Tolong tandai bagian yang typo, ya!

***

"Lo denger, kan, apa kata gue tadi?" ujar Kevin setelah berbicara panjang lebar dengan Senja.

"Inget itu di dalam otak cantik lo itu!" lanjut Kevin sambil mengetuk kening Senja perlahan.

Sementara sang lawan bicara hanya terdiam, lengkap dengan tatapan dinginnya seperti biasa. Matanya menyorot lurus menatap Kevin, seolah tak ada rasa takut sedikitpun di dalamnya.

"Lo ngerti, 'kan?" ujar Kevin, kali ini tangannya menuding wajah Senja.

"Tanpa lo kasih peringatanpun, gue juga tau batasan! " desis Senja setelah menepis tangan Kevin.

"Batasan apa?" celetuk seseorang membuat keduanya menoleh. Bintang datang bersama Denis menghampiri mereka berdua.

"Maksudnya batasan apa?" Bintang kembali bertanya ketika sampai di samping Senja. Lelaki itu menoleh ke arah adiknya yang belum menatapnya. "Sen?" panggilnya dengan lembut.

"Bukan apa-apa," sahut Kevin. Dengan senyum yang dipaksakan, juga tangan yang terulur untuk mengelus kepala Senja.

Kevin melanjutkan ucapannya, "Kita cuma saling tegur sapa aja, kok. Nggak ada yang penting.
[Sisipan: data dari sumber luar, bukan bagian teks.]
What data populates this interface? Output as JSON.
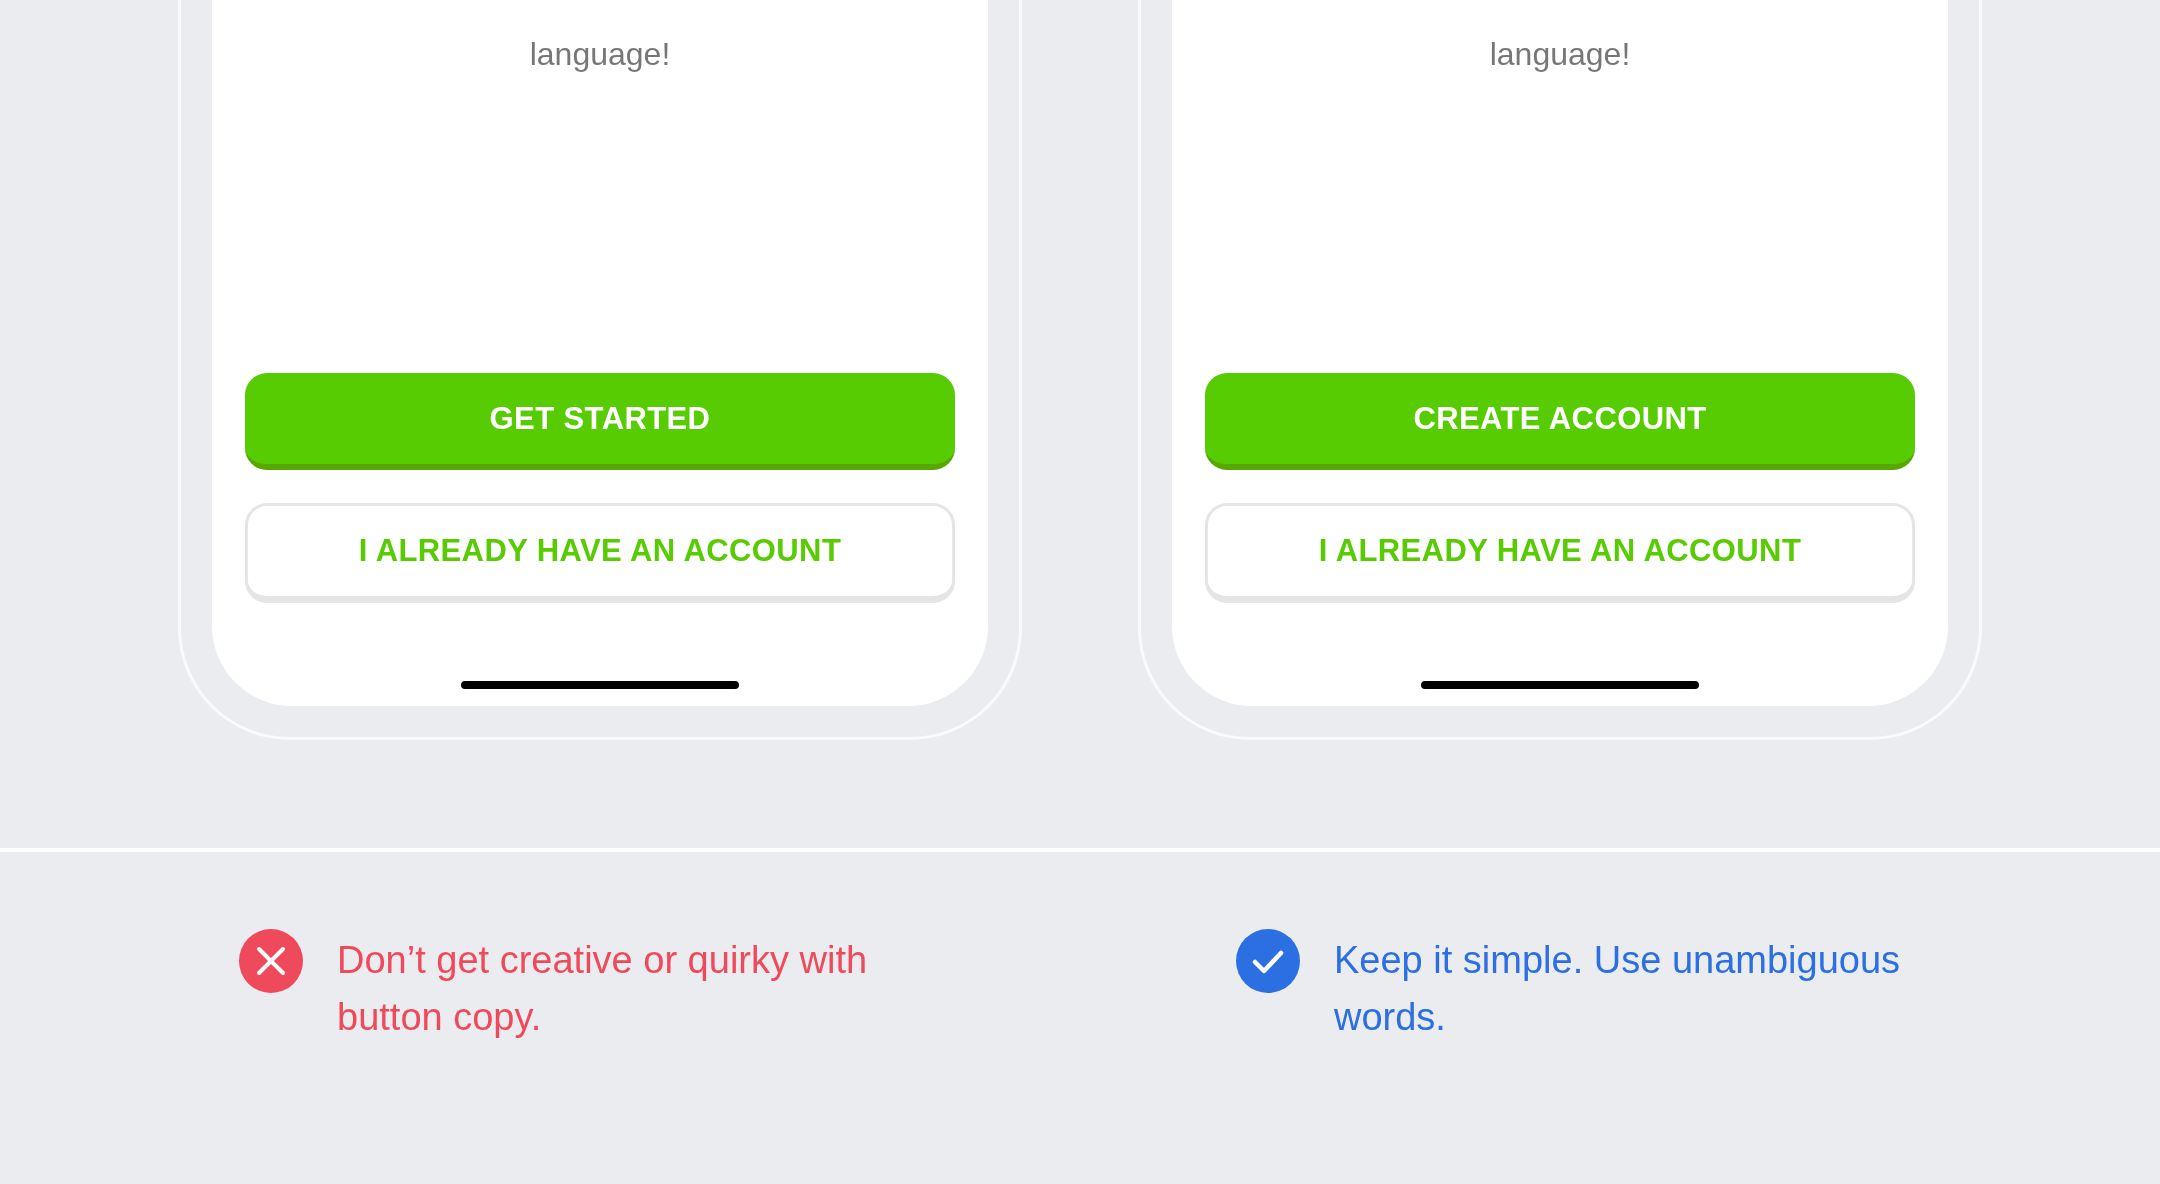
{
  "examples": [
    {
      "screen": {
        "tagline": "language!",
        "primary_button": "GET STARTED",
        "secondary_button": "I ALREADY HAVE AN ACCOUNT"
      }
    },
    {
      "screen": {
        "tagline": "language!",
        "primary_button": "CREATE ACCOUNT",
        "secondary_button": "I ALREADY HAVE AN ACCOUNT"
      }
    }
  ],
  "guidelines": [
    {
      "kind": "dont",
      "text": "Don’t get creative or quirky with button copy."
    },
    {
      "kind": "do",
      "text": "Keep it simple. Use unambiguous words."
    }
  ]
}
Iya, 'kan, Sen?" ujarnya dengan penekanan menyebutkan nama Senja, seolah itu adalah isyarat darinya.

Namun, Senja tak menjawab. Gadis itu masih tetap menyorot dingin laki-laki di hadapannya ini.

Kevin melihat jam tangan yang terletak di pergelangan kirinya sebelum berujar, "Aduh, dosen gue bentar lagi dateng, nih. Cabut dulu, ya, Bro" ujar Kevin, kemudian menepuk pundak Bintang dengan senyum anehnya.

Namun, Bintang tak sebodoh itu untuk dibohongi. Matanya menyipit, menatap Senja penuh curiga. Sedangkan yang ditatap hanya diam saja, tak menghiraukan orang-orang di sekitarnya.

"Apa?" tanya Senja kepada Bintang.

"Kamu yakin Kevin nggak ngomong apa-apa?"

"Yakin," jawab Senja mantap, kemudian beranjak pergi, duduk di salah satu bangku kantin. Bintang dan Denis mengikutinya dari belakang.

"Kakak nggak suka dibohongin, Sen!" ujar Bintang setelah duduk di hadapan Senja.

"Siapa yang bohong?"

Bintang mendengus, adiknya ini memang keras kepala, sama halnya dirinya. Sedangkan Denis berdecih sinis.

"Sok peduli!" ujar Denis dengan nada sinisnya. Bintang tersindir, namun dia berusaha untuk tidak terpancing.

Bintang mengelus pipi adiknya dengan lembut, matanya memancarkan rasa ingin melindungi sebagai seorang kakak.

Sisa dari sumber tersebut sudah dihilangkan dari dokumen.